I see your points, I try to improve it or at least to make it useful so beside removing the vector/vector functions. What else should be removed or added.

BTW: if we agree that the multiplication is point-wise, then what should be the division since it should be inverse of the other.

In a vector space you have two operations:

  • addition between vector

  • scalar multiplication

So in cutil_math we must found vector + vector, vector - vector, scalarvector (if we want vectorscalar), vector/scalar.

vector/vector, vector ± scalar should disappear.

Obviously beside that we can define a set of useful functions:

dot product, length (norm), normalize, cross product for 3D case

and not forget that we have also doubles.

I am not sure to understand the question. There is no vector*vector operation so no inverse operation. If you are talking about

the scalar*vector operation, it’s not an internal law of the vector space and in case of a real vector space this law inherits the properties of the multiplication of reals, so no problem : vector/scalar = (1/scalar)*vector.

For me your cutil_math will be perfect if you remove the non algebraic operators and add the double cases.

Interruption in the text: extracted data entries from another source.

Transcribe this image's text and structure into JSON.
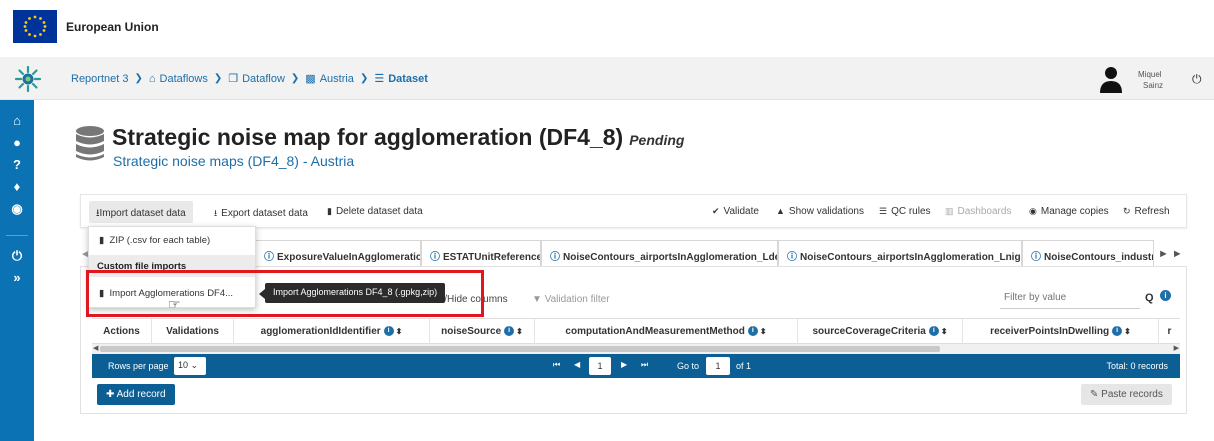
{
  "eu_bar": {
    "label": "European Union"
  },
  "breadcrumb": {
    "items": [
      "Reportnet 3",
      "Dataflows",
      "Dataflow",
      "Austria",
      "Dataset"
    ]
  },
  "user": {
    "first_name": "Miquel",
    "last_name": "Sainz"
  },
  "dataset": {
    "title": "Strategic noise map for agglomeration (DF4_8)",
    "status": "Pending",
    "subtitle": "Strategic noise maps (DF4_8) - Austria"
  },
  "toolbar": {
    "import_label": "Import dataset data",
    "export_label": "Export dataset data",
    "delete_label": "Delete dataset data",
    "validate_label": "Validate",
    "show_validations_label": "Show validations",
    "qc_rules_label": "QC rules",
    "dashboards_label": "Dashboards",
    "manage_copies_label": "Manage copies",
    "refresh_label": "Refresh"
  },
  "dropdown": {
    "zip_label": "ZIP (.csv for each table)",
    "custom_header": "Custom file imports",
    "import_agg_label": "Import Agglomerations DF4..."
  },
  "tooltip": {
    "text": "Import Agglomerations DF4_8 (.gpkg,zip)"
  },
  "tabs": [
    "ExposureValueInAgglomeration",
    "ESTATUnitReference",
    "NoiseContours_airportsInAgglomeration_Lden",
    "NoiseContours_airportsInAgglomeration_Lnight",
    "NoiseContours_industry"
  ],
  "table_tools": {
    "show_hide_label": "w/Hide columns",
    "validation_filter_label": "Validation filter",
    "filter_placeholder": "Filter by value"
  },
  "columns": [
    "Actions",
    "Validations",
    "agglomerationIdIdentifier",
    "noiseSource",
    "computationAndMeasurementMethod",
    "sourceCoverageCriteria",
    "receiverPointsInDwelling",
    "r"
  ],
  "pager": {
    "rows_per_page_label": "Rows per page",
    "rows_per_page_value": "10",
    "current_page": "1",
    "goto_label": "Go to",
    "goto_value": "1",
    "of_label": "of 1",
    "total_label": "Total: 0 records"
  },
  "actions": {
    "add_record_label": "Add record",
    "paste_records_label": "Paste records"
  },
  "colors": {
    "sidebar": "#0b73b4",
    "pager": "#0b5f95",
    "link": "#1e6fa8",
    "highlight": "#e0171f"
  }
}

BTW in all this discussion my point was that we can define what we want in a function, but operators must be valid mathematical


Thanks for the bug report, I’ll update cutil_math.h.

As we’ve mentioned many times before, cutil only exists for the convenience of the SDK samples, we don’t recommend using it in production code.

It would be nice if basic mathematical operations on float2 and float3 could be provided by NVIDIA - I suspect that lots of us have our own little headers to do this (plus scalar and vector products). Also, it would be good if float2 and double2 ‘knew’ about each other in the way that floats and doubles ‘know’ about each other - last time I checked (which may be a while ago), you couldn’t assign a float2 variable to a double2 variable.

This said, I imagine things could get sticky with complex numbers, since I understand that cuFloatComplex is just a typedef of float2.